I don’t see it that way. I think the more I can provide for myself and family own my own, the less I’ll have to rely upon an intricate system that, as has been shown in the past, have problems in providing supplies. How many times have we seen the bare shelves of grocery stores on the nightly news and tales of water and food shortages in areas hit hard by disaster?
Waste, Want or Weird?
Is it weird to be involved in emergency preparedness or self sufficiency? Is it a need or a want? Is it a waste of time and resources? Those are all common questions and ones that I have thought myself.
Is it weird? Honestly, it’s crossed my mind. As I’ve stated here, at what point does one go from practical preparedness to “those people”? I’m not sure myself so I just keep doing what I’m doing and eventually I’ve had to let go of the fear I might be stigmatized or socially ostracized by others.
Is it a need or a want? It’s both really. I both need and want to provide and protect myself, family and friends. I think most people think the same thing, how we each go about accomplishing that is simply different.

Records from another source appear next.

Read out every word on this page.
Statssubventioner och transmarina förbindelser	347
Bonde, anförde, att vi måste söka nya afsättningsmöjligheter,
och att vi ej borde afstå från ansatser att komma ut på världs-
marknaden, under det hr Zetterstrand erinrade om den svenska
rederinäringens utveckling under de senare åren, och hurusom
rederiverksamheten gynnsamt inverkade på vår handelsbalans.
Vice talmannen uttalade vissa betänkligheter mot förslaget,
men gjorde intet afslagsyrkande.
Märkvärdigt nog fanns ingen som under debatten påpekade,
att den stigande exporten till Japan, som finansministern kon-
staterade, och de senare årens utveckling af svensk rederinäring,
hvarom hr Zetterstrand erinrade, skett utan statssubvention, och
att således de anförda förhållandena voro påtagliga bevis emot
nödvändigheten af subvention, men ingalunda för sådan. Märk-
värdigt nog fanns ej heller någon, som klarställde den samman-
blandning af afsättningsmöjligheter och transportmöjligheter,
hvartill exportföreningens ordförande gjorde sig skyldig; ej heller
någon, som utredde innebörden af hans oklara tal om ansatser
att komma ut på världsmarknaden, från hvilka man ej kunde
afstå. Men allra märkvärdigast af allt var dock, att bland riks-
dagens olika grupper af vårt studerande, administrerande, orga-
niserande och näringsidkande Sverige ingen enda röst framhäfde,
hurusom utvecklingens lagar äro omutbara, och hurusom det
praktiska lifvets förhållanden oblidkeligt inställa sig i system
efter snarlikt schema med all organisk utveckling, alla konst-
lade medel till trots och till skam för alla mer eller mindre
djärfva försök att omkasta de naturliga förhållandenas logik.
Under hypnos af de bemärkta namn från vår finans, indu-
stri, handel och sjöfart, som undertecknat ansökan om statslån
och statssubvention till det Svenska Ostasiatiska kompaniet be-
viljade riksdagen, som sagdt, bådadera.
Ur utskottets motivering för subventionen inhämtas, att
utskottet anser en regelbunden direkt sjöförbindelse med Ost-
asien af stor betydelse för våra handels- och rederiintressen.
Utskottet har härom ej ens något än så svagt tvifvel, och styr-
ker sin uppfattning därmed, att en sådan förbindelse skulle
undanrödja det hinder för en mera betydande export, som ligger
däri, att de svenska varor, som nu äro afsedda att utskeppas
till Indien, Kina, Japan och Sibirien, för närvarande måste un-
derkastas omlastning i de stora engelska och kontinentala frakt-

Is it a waste of time and resources? This is another question I’ve often asked myself. What if I never need to use any of this stuff? What if it just sits there – I could have used that money for something else. That is true; I could have utilized that money for other things. I could have bought a new, bigger TV. I could have bought more clothes or that shiny Schecter Hellraiser Deluxe I played at Guitar Center. But I didn’t. I would be lying if I didn’t think about this aspect and have even harbored mild regret at times. However, those small instances when I have to break out my first aid kit or other supplies when the need arose make the regret fade. I tend to see it like car insurance. I pay money every month for the possibility that something may happen. There’s no guarantee I’ll ever need what I pay for each month but it’s the law and has been for a while now. I also have renter’s insurance as well. Many places now require you to have that insurance before they’ll rent you a place. There’s no guarantee anything will ever happen that you will need that insurance – but you have it anyway. To me, it’s a sort of emergency/disaster insurance – it’s an investment I’m making just in case that need ever arises.
So does this all make me one of “those people”? I suppose depending on who you ask, it does. However, as long as my family and friends are good with it and support my efforts then those opinions of me being one of those “nuts” really don’t matter all that much.